Em 2019, depois de alguns contactos presenciais com a população idosa, a equipa do projeto ficou a conhecer a dona Fátima, a quem apresentou o RADAR, o primeiro projeto de intervenção comunitária que pretende identificar a população 65+ da cidade de Lisboa. “Sabíamos que a dona Fátima já tinha uma boa articulação com a Junta de Freguesia de Santa Clara, trabalhando em conjunto na resolução de situações. Foi fácil perceber, desde logo, que era uma pessoa que já estava envolvida e que conhecia a realidade desta população”, recordou, Filomena Marques.
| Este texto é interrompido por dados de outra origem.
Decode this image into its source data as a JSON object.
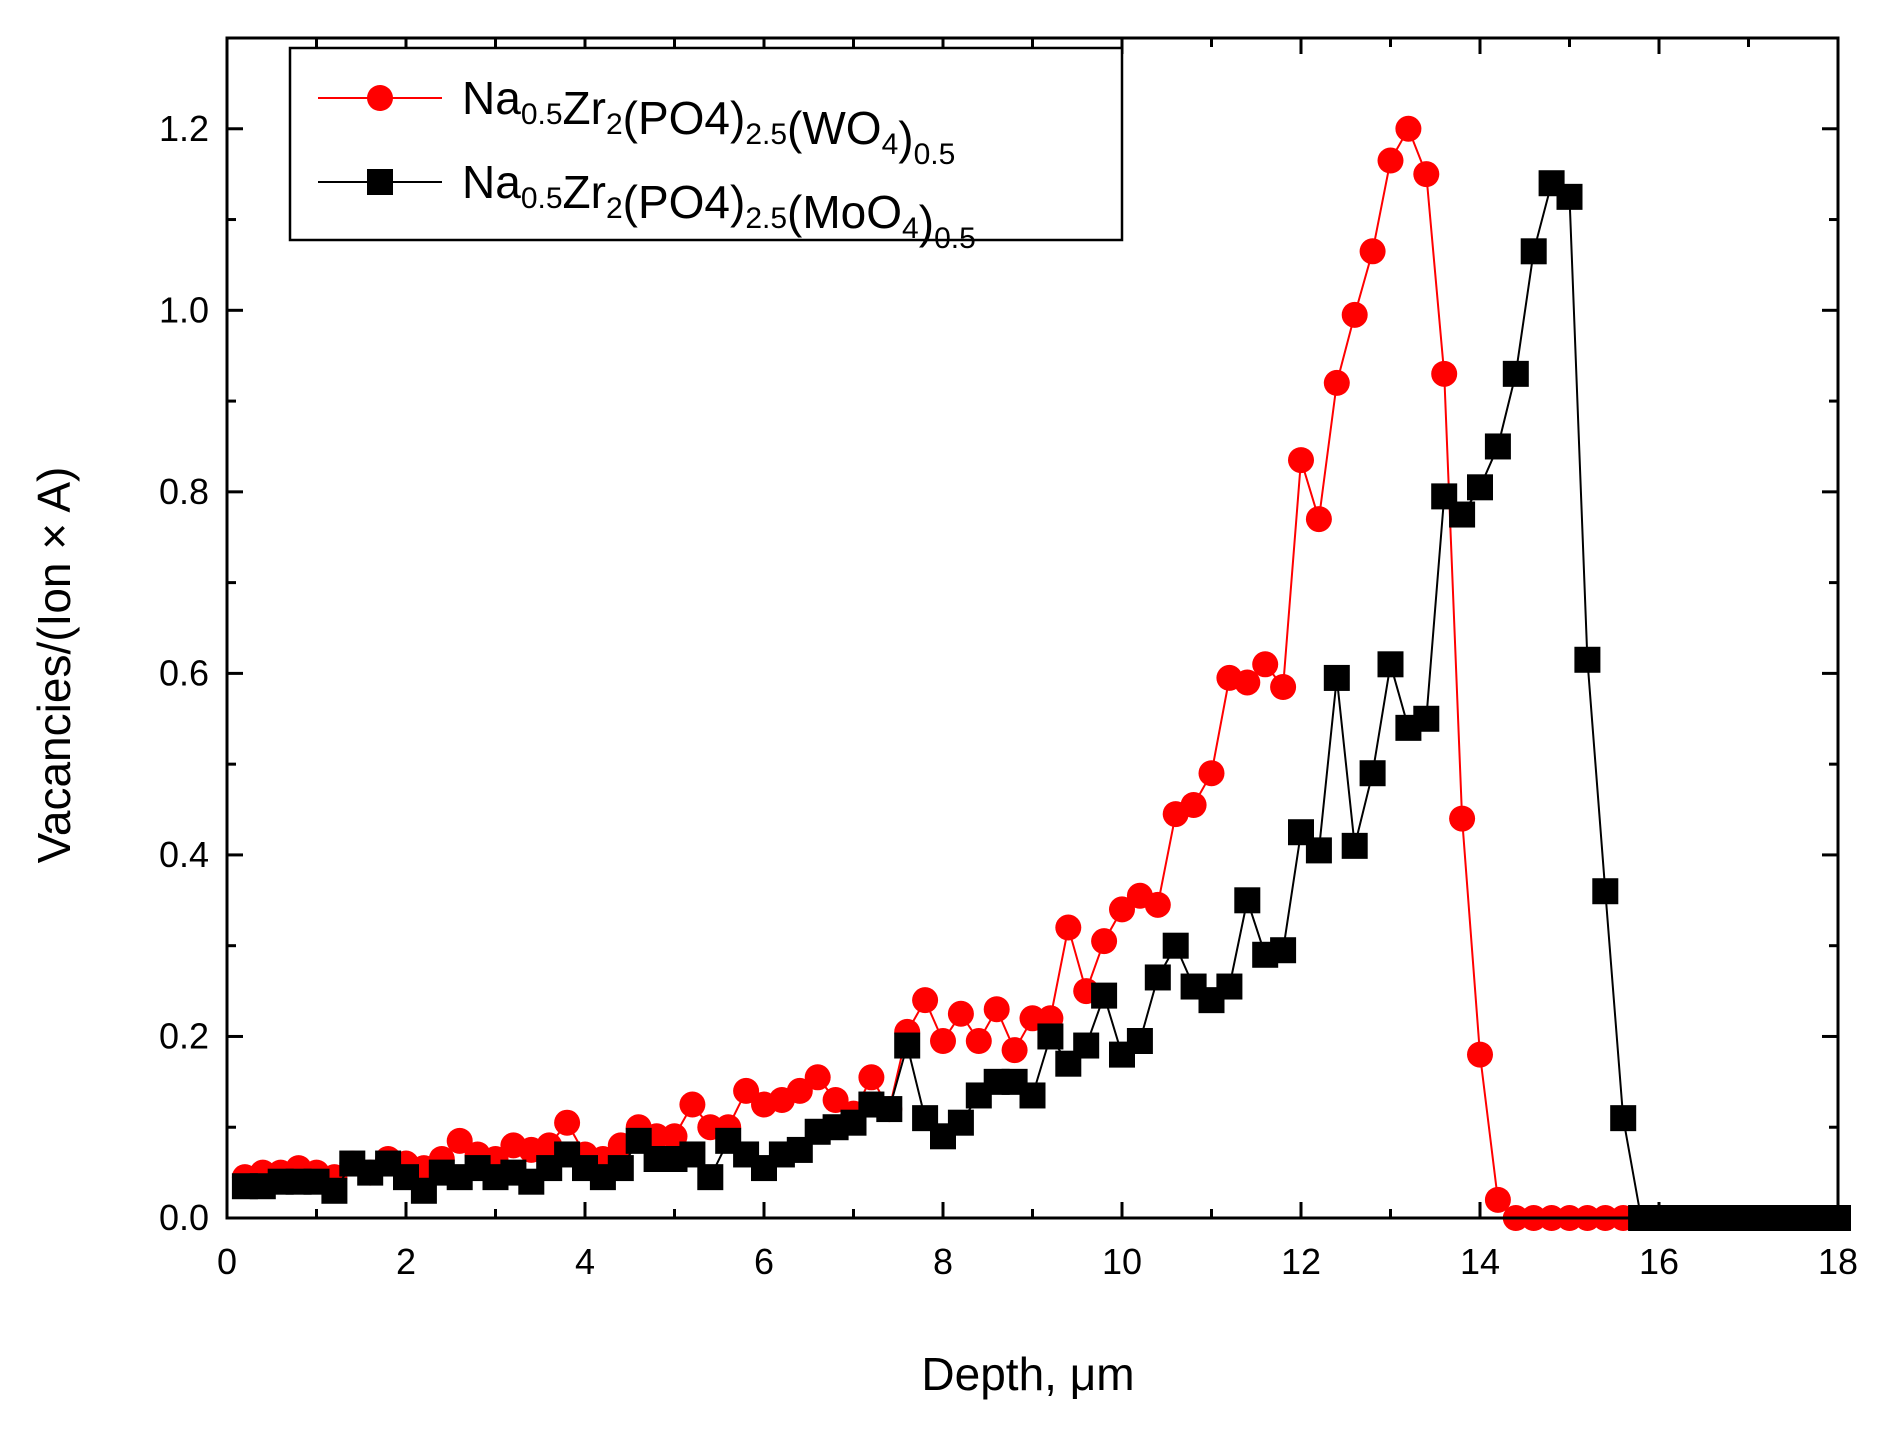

Após a sua integração na rede de radares comunitários, a dona Fátima passou a identificar as pessoas desta faixa da população e a direcionar os pedidos mais urgentes para a equipa da Santa Casa da Misericórdia de Lisboa. Até ao momento, já foram encaminhados para o projeto, cerca de 20 moradores do bairro, que se encontravam em carência afetiva, social ou financeira.

 

“Isto de ajudar está em mim”

“Eu já fazia isto. Agora conto a ajuda da Santa Casa e do RADAR. Aderi ao projeto porque uma parte da população que aqui vive é bastante idosa e, depois, conheço as pessoas, as suas dificuldades e anseios. As pessoas veem-me como uma amiga, em alguém em quem podem confiar, e eu gosto de ajudar”, assegura.
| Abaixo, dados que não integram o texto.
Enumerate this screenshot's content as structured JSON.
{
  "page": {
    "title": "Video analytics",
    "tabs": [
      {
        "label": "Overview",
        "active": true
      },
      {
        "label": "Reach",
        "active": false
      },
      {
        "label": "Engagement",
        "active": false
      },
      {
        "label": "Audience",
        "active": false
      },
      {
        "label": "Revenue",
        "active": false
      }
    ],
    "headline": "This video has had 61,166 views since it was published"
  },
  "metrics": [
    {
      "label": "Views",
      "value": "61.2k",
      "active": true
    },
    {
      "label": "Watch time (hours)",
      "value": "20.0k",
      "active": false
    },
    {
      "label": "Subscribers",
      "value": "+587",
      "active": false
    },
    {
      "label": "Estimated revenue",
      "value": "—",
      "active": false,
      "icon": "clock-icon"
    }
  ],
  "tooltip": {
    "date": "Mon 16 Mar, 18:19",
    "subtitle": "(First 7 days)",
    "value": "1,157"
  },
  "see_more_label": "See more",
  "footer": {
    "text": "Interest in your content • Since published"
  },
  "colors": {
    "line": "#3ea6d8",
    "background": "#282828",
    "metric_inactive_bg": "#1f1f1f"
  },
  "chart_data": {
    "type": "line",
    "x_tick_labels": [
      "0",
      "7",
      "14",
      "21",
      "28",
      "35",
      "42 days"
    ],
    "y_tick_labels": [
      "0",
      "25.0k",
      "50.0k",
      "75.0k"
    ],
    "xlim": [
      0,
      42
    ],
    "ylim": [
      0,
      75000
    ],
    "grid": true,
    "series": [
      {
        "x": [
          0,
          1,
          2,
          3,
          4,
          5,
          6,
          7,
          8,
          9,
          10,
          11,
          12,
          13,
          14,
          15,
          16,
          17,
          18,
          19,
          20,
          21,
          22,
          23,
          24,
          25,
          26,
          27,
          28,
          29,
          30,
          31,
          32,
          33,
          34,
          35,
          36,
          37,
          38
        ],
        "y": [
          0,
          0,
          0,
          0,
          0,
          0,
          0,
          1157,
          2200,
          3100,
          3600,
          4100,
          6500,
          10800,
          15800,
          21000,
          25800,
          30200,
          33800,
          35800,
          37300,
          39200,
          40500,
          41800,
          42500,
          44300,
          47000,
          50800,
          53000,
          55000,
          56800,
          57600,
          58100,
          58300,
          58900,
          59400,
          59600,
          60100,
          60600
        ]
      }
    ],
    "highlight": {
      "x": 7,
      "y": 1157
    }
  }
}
A cabeleireira destaca a importância do projeto para esta população, mas lembra que, “durante a pandemia, o RADAR foi uma superajuda. Estavam sempre a ligar aos idosos, tinham a preocupação de perguntar se tinham falta de alguma coisa, fosse comida, medicamentos ou outra coisa qualquer, não deixando que nada faltasse.”

A dona Fátima confessa que leva o dia inteiro de mão no ar, a cumprimentar quem passa na rua. Reconhecimento claro da sua boa vontade. “Isto de ajudar está em mim. É um bichinho. Nasce connosco”, finaliza.